Advertisement
!-- Header -->
Komunitas Lumajang Pendidikan dan Agama

Alumni Pesantren Annuqayah di Lumajang Siap Berkontribusi Pada Almamater dan Daerah

LUMAJANG – Ikatan Alumni Annuqayah (IAA) Kabupaten Lumajang, Jawa timur, Jum’at  (20 Nopember 2020), menggelar acara Silaturahim di kediaman Yasid, di Desa Padang, Kecamatan Padang, Kabupaten Lumajang.

Acara dimulai dengan pembukaan dilanjutkan dengan pembacaan surat yasin, tahlil, dan doa.

Usai pembukaan acara berlanjut dialog/ sharing bagaimana peran alumni Pondok Pesantren An Nuqayah, Guluk – Guluk, Sumenep yang ada di Lumajang. Baik terhadap almamater Annuqayah sendiri maupun bagi pembangunan di Lumajang.

Acara Sharing pendapat dan masukan ini dipimpin langsung oleh Ketua IAA Lumajang, A.Fauzi. Dalam diskusinya, forum menghendaki agar ada penguatan internal dulu sebelum melangkah ke kegiatan eksternal. Mengingat, pertemuan IAA Lumajang ini baru digelar dua kali. Pertama di rumah Gus Fauzan Adzima Kedungjajang dan kedua di rumah Yazid di Desa Padang.

TEMU ALUMNI : IAA Lumajang merapatkan barisan. Pererat hubungan silaturahim untuk kemajuan Pesantren Annuqayah Guluk Guluk Sumenep dan Kabupaten Lumajang. RED

“Kita berencana, selain membicarakan kegiatan pertemuan rutin sebulan sekali, kita akan menggelar acara halal bi halal.
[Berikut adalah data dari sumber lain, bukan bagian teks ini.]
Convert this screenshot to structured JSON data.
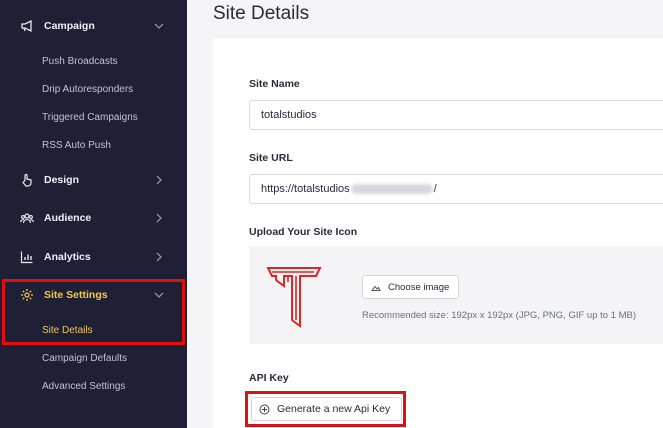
{
  "sidebar": {
    "campaign": {
      "label": "Campaign",
      "icon": "megaphone-icon"
    },
    "campaign_items": [
      "Push Broadcasts",
      "Drip Autoresponders",
      "Triggered Campaigns",
      "RSS Auto Push"
    ],
    "design": {
      "label": "Design",
      "icon": "pointer-hand-icon"
    },
    "audience": {
      "label": "Audience",
      "icon": "users-icon"
    },
    "analytics": {
      "label": "Analytics",
      "icon": "bar-chart-icon"
    },
    "site_settings": {
      "label": "Site Settings",
      "icon": "gear-icon"
    },
    "settings_items": [
      "Site Details",
      "Campaign Defaults",
      "Advanced Settings"
    ],
    "active_color": "#f3c54a",
    "highlight_color": "#e01010"
  },
  "main": {
    "title": "Site Details",
    "site_name_label": "Site Name",
    "site_name_value": "totalstudios",
    "site_url_label": "Site URL",
    "site_url_prefix": "https://totalstudios",
    "site_url_suffix": "/",
    "upload_label": "Upload Your Site Icon",
    "choose_image_label": "Choose image",
    "recommended_text": "Recommended size: 192px x 192px (JPG, PNG, GIF up to 1 MB)",
    "api_key_label": "API Key",
    "generate_button_label": "Generate a new Api Key"
  }
}
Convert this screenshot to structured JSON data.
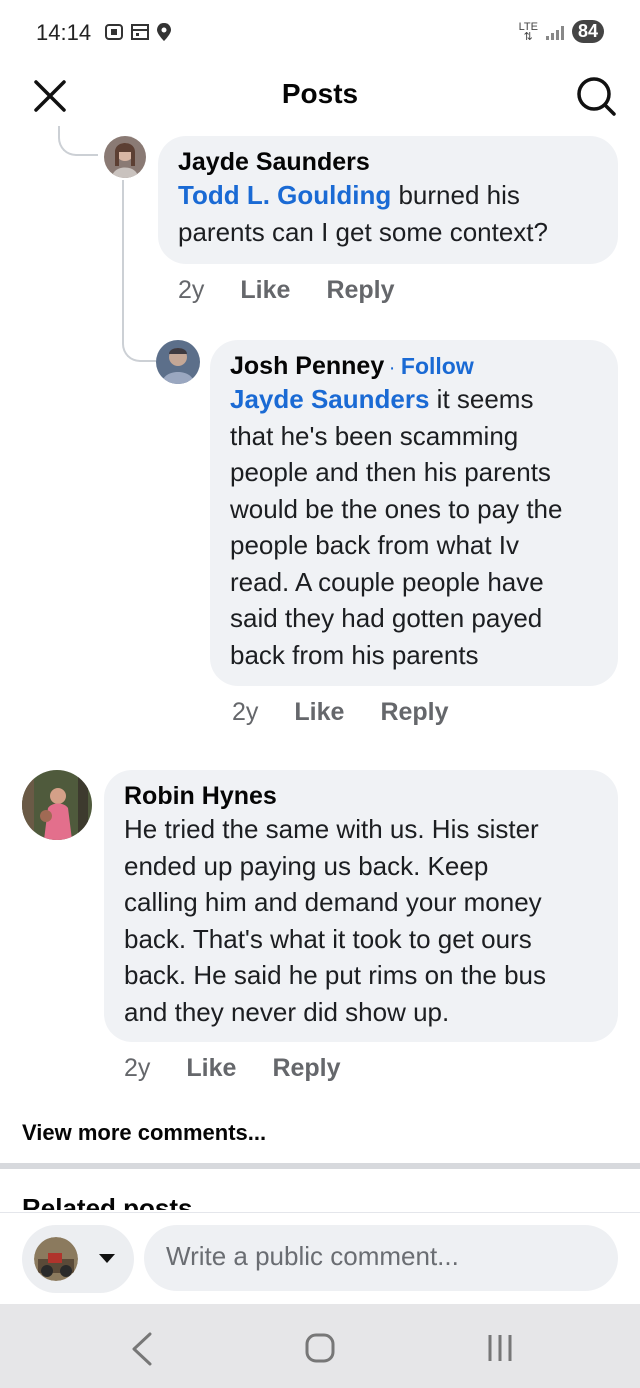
{
  "status_bar": {
    "time": "14:14",
    "network": "LTE",
    "battery": "84"
  },
  "header": {
    "title": "Posts"
  },
  "comments": [
    {
      "author": "Jayde Saunders",
      "mention": "Todd L. Goulding",
      "text_line1": " burned his",
      "text_line2": "parents can I get some context?",
      "time": "2y",
      "like": "Like",
      "reply": "Reply"
    },
    {
      "author": "Josh Penney",
      "follow": "Follow",
      "mention": "Jayde Saunders",
      "lines": [
        " it seems",
        "that he's been scamming",
        "people and then his parents",
        "would be the ones to pay the",
        "people back from what Iv",
        "read. A couple people have",
        "said they had gotten payed",
        "back from his parents"
      ],
      "time": "2y",
      "like": "Like",
      "reply": "Reply"
    },
    {
      "author": "Robin Hynes",
      "lines": [
        "He tried  the same with us. His sister",
        "ended  up paying us back. Keep",
        "calling him and demand your money",
        "back. That's what it took to get ours",
        "back. He said he put rims  on the bus",
        "and they never did show up."
      ],
      "time": "2y",
      "like": "Like",
      "reply": "Reply"
    }
  ],
  "view_more": "View more comments...",
  "related_heading": "Related posts",
  "composer": {
    "placeholder": "Write a public comment..."
  },
  "icons": {
    "close": "close-icon",
    "search": "search-icon",
    "back": "back-icon",
    "home": "home-icon",
    "recents": "recents-icon"
  },
  "colors": {
    "link_blue": "#1a6ad4",
    "bubble_bg": "#f0f2f5",
    "meta_gray": "#65676b"
  }
}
Tapi, karena mayoritas kawan- kawan mengusulkan lebih baik fokus dulu pada penguatan internal, maka program ini kita pending  dulu.

Insya Allah, kalau sudah matang, anjangsananya jalan, dan pertemuan rutin juga jalan, maka langkah selanjutnya, kata Fauzi, adalah halal bi halal dengan mendatangkan Pengasuh Ponpes Annuqayah.

“Pertemuan kali ini untuk mempererat silaturahim dulu. Baru setelah itu step by step kita menyusun kegiatan lewat raker”, ujar Fauzi.

Yang jelas IAA Lumajang berkomitmen untuk memberikan kontribusi kepada almamater Annuqayah dan pembangunan di Lumajang.

Di tempat yang sama, Penasehat IAA Lumajang, Gus Fauzan Adzima, menambahkan, awalnya alumni Annuqayah Lumajang bergabung dengan IAA Karasideman Besuki. Karena ada pemecahan wilayah per kabupaten, maka Lumajang berdiri sendiri dengan nama IAA Lumajang.

Setelah menyatakan berdiri sendiri, maka IAA Lumajang, langsung melakukan komunikasi dan koordinasi dengan alumni yang ada di Lumajang. “Sementara ini, masih ketemu sekitar 38 alumni Annuqayah di Lumajang,” tuturnya.

Kedepan, ujar Gus Fauzan, IAA Lumajang bisa eksis dan memberikan kontribusi kepada Pondok Pesantren Annuqayah dan kepada pemerintah daerah.

Diharapkan, alumni IAA yang hadir pada acara silaturahim mendatang lebih banyak lagi. Di tempat yang sama Yasid, salah satu pengurus IAA Lumajang sekaligus tuan rumah pertemuan, menyampaikan terima kasih atas kehadiran alumni Annuqayah yang ada di Lumajang.

“Saya minta teman-teman IAA Lumajang lebih solid lagi. Dan saya lihat ada peningkatan jumlah yang hadir ketimbang pertemuan pertama sebulan yang lalu”, paparnya.

Yasid menambahkan, ini merupakan ajang membangun silaturahim yang sempat terputus beberapa puluh tahun lalu.

“Ini wadah untuk mendekatkan sesama alumni Annuqayah. Kalau sudah solid, kompak, kegiatan halal bi halal maupun kegiatan lain mudah dilaksanakan”, imbuhnya.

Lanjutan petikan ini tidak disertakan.